> Currently Mozilla is a browser (Navigator), with additional "applications"
> like Communicator/Composer. However I am interested in generalising its
> design so that it becomes a generic application platform in which plug-in
> applications (lets call them PIAs, not to be confused with the current
> browser plug-ins) run.

Er... Mozilla is currently an application platform. It's just that running
it with no command-line arguments defaults to "mozilla -browser" :-)

> 3) PIAs live in a single subdirectory (like current browser plug-ins),
> probably as JAR files which can be remotely installed and updated.
> 
> 4) On startup Mozilla looks for the installed PIAs and makes them accessible
> via the lower panel (from which Communicator/etc are currently accessed).

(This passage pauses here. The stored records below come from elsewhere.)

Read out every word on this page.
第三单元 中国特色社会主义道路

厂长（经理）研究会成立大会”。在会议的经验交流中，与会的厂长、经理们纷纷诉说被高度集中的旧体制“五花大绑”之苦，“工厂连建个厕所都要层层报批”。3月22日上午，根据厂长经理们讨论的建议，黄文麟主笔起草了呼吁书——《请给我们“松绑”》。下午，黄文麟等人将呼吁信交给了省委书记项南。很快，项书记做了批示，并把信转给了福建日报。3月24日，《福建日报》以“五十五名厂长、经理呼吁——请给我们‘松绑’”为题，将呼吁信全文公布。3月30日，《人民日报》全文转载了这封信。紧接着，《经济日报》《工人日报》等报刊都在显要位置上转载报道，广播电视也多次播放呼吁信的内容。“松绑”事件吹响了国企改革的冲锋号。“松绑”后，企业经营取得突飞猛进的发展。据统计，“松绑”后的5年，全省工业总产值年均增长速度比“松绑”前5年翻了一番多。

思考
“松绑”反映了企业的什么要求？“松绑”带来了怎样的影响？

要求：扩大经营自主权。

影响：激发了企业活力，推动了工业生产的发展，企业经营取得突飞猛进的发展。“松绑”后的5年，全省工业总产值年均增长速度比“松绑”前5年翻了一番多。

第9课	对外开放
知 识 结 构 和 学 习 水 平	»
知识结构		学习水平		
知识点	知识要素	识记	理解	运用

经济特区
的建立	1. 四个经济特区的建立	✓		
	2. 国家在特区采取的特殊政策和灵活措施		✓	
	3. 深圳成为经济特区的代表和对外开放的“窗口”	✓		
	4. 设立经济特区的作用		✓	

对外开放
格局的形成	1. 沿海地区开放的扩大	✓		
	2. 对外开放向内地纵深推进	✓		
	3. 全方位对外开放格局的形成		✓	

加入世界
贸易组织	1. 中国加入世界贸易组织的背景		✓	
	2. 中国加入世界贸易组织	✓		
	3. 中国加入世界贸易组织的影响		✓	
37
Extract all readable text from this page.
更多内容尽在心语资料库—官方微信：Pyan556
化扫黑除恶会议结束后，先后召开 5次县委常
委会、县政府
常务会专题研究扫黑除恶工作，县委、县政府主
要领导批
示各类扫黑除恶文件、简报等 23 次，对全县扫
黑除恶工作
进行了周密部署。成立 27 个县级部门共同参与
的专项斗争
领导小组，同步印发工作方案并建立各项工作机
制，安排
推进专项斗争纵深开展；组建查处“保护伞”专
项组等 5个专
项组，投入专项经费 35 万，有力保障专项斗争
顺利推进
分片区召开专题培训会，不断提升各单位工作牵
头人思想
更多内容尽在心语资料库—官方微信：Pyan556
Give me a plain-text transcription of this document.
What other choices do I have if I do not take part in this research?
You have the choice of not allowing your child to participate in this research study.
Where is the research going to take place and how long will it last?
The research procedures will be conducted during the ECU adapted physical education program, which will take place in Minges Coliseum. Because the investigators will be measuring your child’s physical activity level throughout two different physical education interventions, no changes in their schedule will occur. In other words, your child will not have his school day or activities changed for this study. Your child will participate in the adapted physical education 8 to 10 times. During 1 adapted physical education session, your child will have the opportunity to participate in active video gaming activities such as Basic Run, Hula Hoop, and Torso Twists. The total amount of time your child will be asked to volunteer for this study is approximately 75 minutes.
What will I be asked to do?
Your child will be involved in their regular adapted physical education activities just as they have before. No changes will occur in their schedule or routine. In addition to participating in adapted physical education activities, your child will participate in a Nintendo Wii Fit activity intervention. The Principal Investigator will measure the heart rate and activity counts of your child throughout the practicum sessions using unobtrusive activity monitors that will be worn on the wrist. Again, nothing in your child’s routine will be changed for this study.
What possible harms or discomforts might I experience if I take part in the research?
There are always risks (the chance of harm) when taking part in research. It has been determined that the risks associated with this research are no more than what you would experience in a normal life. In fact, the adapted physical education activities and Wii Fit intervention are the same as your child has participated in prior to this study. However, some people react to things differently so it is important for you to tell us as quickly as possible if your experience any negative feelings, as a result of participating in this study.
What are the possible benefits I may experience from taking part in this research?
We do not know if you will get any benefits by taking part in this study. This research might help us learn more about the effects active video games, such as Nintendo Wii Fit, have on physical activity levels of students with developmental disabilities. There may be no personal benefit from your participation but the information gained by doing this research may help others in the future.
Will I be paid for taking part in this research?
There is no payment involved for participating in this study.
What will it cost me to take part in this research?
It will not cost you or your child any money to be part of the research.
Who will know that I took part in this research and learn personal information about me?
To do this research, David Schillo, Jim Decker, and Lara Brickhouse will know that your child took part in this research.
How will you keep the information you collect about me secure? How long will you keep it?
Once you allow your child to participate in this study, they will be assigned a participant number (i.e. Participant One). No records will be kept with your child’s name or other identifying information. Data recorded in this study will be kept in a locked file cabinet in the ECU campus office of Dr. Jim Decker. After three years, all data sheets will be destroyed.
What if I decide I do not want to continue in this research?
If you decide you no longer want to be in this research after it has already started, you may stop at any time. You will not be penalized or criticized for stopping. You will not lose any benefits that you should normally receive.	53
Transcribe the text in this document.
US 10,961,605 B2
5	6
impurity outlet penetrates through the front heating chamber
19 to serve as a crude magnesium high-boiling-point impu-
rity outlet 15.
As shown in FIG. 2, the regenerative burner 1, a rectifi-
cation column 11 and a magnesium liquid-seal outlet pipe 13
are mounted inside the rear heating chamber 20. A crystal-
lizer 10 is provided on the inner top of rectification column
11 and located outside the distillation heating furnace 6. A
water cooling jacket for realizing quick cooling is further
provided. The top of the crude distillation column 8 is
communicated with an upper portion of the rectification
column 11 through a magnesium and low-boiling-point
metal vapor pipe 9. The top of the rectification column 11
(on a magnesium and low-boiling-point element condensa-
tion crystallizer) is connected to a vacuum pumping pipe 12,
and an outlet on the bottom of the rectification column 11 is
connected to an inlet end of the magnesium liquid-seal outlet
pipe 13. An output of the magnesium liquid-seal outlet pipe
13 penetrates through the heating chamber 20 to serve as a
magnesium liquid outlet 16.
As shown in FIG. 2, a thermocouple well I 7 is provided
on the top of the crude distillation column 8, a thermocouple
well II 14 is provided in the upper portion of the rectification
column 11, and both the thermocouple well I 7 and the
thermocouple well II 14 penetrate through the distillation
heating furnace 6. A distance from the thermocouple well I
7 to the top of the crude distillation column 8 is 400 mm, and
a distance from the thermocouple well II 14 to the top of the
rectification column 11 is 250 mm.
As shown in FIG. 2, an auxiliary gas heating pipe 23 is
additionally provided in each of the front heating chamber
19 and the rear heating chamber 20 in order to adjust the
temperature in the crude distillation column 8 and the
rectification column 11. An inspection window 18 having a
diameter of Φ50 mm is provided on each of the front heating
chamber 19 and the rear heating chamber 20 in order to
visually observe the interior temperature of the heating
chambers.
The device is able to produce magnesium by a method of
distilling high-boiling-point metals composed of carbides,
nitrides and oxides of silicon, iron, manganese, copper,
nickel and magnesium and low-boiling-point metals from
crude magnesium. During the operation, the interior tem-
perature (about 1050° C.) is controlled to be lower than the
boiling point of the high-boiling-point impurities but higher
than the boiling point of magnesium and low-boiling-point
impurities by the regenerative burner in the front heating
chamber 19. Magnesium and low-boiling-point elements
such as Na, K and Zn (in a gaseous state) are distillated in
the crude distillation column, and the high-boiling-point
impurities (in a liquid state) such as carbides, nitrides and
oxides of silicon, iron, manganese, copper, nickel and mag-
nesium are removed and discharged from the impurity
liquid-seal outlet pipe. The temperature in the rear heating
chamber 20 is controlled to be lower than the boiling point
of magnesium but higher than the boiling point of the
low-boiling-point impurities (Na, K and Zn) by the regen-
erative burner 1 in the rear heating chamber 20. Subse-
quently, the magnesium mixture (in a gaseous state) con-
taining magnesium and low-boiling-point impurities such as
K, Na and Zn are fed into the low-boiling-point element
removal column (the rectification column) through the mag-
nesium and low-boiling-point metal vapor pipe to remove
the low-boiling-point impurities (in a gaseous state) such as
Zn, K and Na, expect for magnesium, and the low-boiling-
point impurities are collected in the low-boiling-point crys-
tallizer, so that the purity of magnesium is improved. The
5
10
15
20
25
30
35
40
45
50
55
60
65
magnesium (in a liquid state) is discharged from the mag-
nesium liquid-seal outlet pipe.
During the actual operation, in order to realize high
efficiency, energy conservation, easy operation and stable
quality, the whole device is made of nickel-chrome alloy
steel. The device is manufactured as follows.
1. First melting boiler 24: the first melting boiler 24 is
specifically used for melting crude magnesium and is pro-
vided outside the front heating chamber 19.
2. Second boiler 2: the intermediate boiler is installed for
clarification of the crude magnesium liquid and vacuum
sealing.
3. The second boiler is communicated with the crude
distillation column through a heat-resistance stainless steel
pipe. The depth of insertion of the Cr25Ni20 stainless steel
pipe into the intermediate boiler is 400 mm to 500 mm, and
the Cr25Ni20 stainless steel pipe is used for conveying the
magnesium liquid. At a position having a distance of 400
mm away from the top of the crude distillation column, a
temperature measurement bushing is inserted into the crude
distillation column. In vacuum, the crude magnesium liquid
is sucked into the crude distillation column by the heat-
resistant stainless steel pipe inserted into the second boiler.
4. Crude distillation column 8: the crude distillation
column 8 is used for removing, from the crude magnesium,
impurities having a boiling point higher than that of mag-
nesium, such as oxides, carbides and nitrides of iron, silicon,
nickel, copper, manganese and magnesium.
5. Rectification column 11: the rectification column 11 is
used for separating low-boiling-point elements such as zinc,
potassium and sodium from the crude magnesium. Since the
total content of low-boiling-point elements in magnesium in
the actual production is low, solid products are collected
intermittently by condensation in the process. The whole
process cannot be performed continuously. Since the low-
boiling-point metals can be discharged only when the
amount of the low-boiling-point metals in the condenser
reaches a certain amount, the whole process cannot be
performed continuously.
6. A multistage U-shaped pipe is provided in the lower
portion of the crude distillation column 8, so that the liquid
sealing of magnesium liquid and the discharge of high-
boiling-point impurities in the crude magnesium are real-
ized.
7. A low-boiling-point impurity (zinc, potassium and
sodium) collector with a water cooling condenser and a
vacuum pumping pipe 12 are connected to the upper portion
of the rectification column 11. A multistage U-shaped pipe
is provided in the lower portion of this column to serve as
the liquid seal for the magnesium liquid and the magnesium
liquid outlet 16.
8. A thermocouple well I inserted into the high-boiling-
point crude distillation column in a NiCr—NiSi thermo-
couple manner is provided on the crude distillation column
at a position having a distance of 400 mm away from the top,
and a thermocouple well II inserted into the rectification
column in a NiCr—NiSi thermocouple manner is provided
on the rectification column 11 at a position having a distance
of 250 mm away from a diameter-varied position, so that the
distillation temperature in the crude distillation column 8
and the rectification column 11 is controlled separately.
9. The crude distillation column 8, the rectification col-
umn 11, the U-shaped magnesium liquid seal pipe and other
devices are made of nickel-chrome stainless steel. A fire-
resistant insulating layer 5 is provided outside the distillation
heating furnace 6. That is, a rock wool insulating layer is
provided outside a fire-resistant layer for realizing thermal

This is what currently happens - check out installed-chrome.txt in your
chrome directory.
 
> 5) Unlike the current Navigator/Composer/Communicator scheme, PIAs always
> run in the Mozilla instance from which they are started - they do not start
> off new Mozilla "instances" (though perhaps the user can optionally override
> this). The user can switch between them using the same lower panel icons,
> which "activates" the selected PIA and "suspends" (hides) the last one.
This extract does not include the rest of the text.